Marco Amarone joins Conrad Maldives Rangali Island

Conrad Maldives Rangali Island  has announced the appointment of Marco Amarone as the resort’s new Executive Chef. Marco joins Conrad Maldives Rangali Island from his homeland of Italy, where he co-owned a restaurant with the Marcopolo Group of Restaurants, Cuneo.

Marco AmaroneMarco brings a wealth of experience to Conrad Maldives Rangali Island, further enhancing its impressive array of food and beverage offerings. Having earned his culinary qualifications from IPSEOA Ippolito Cavalcanti hotel school in Naples, Italy, Marco is also a Culinary Master within the U.R.C.L Italian Chef Federation. Over the years, Marco has developed his cooking skills in countries including the Philippines, Thailand, Singapore, Portugal and Bermuda; enabling him to bring a diverse mix of gastronomical influences to Conrad Maldives Rangali Island.

“With a wealth of experience in food and beverage management and the culinary arts, we are confident that Marco will be a great addition to our leadership team and help us take the Conrad Maldives experience, for both our guests and team members, to the next level” says Lyle Lewis, General Manager at Conrad Maldives. “His strong culinary background and worldly experience make him a great asset to the resort and its award winning cuisine.”

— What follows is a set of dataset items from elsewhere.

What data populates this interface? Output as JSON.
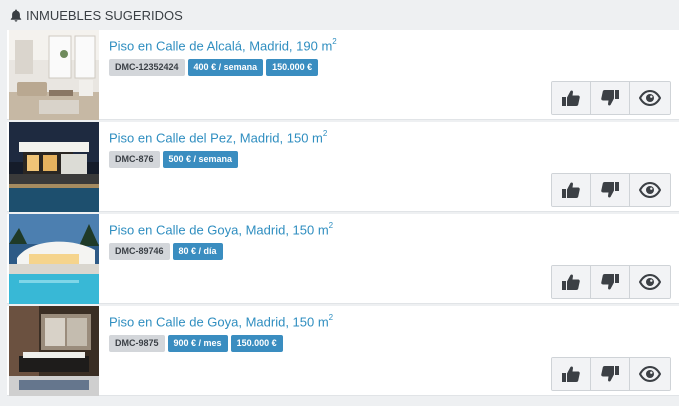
{
  "header": {
    "title": "INMUEBLES SUGERIDOS",
    "icon": "bell-icon"
  },
  "properties": [
    {
      "title": "Piso en Calle de Alcalá, Madrid, 190 m",
      "unit_sup": "2",
      "ref": "DMC-12352424",
      "prices": [
        "400 € / semana",
        "150.000 €"
      ]
    },
    {
      "title": "Piso en Calle del Pez, Madrid, 150 m",
      "unit_sup": "2",
      "ref": "DMC-876",
      "prices": [
        "500 € / semana"
      ]
    },
    {
      "title": "Piso en Calle de Goya, Madrid, 150 m",
      "unit_sup": "2",
      "ref": "DMC-89746",
      "prices": [
        "80 € / día"
      ]
    },
    {
      "title": "Piso en Calle de Goya, Madrid, 150 m",
      "unit_sup": "2",
      "ref": "DMC-9875",
      "prices": [
        "900 € / mes",
        "150.000 €"
      ]
    }
  ],
  "actions": [
    "thumbs-up-icon",
    "thumbs-down-icon",
    "eye-icon"
  ],
  "colors": {
    "link": "#2f8ec0",
    "price_tag": "#3a8dc0",
    "ref_tag": "#d3d6da",
    "background": "#eef0f2"
  }
}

Marco will be responsible for overseeing and leading the continued development of Conrad Maldives Rangali Island’s outstanding culinary offerings at its 12 restaurant and bars, which include the world’s first undersea restaurant Ithaa Undersea Restaurant and the Maldives’ first celebrity chef Chinese restaurant, Ufaa by Jereme Leung. An epicurean delight, the resort boasts over 20,000 bottles of the world’s finest wines, 100 varieties of cheese, as well as Michelin starred chefs in residence and an expert sommelier.

Further cementing Conrad Maldives Rangali Island reputation as a food and beverage pioneer in the destination, the resort has recently partnered with world renowned cocktail mixologist Grant Collins, who has curated an innovative new cocktail menu exclusively for the resort and will be holding master-classes for guests on set dates throughout 2016.

Culinary highlights in April will include a Grand Spanish Dinner taking place in the Wine Cellar on 5 April 2016, whilst guest Japanese master-chef Ricky Kamiishi from Iketeru Restaurant located at Hilton Kuala Lumpur will be treating guests to a degustation menu or a la carte options at Koko Grill from 1 – 15 April 2016. Wine connoisseurs can be educated in biodynamic wines by Mr. Marco Caschera, the Brand Ambassador from Vincent Giardin wines in Burgundy, who will also be on resort in April. A highlight of the month will be the iconic Ithaa Undersea Restaurant celebrating its 11th anniversary in spectacular style on 15 April 2016 with a seven course degustation menu, paired with Grand Cru Burgundy from Domaine Vincent Giardin.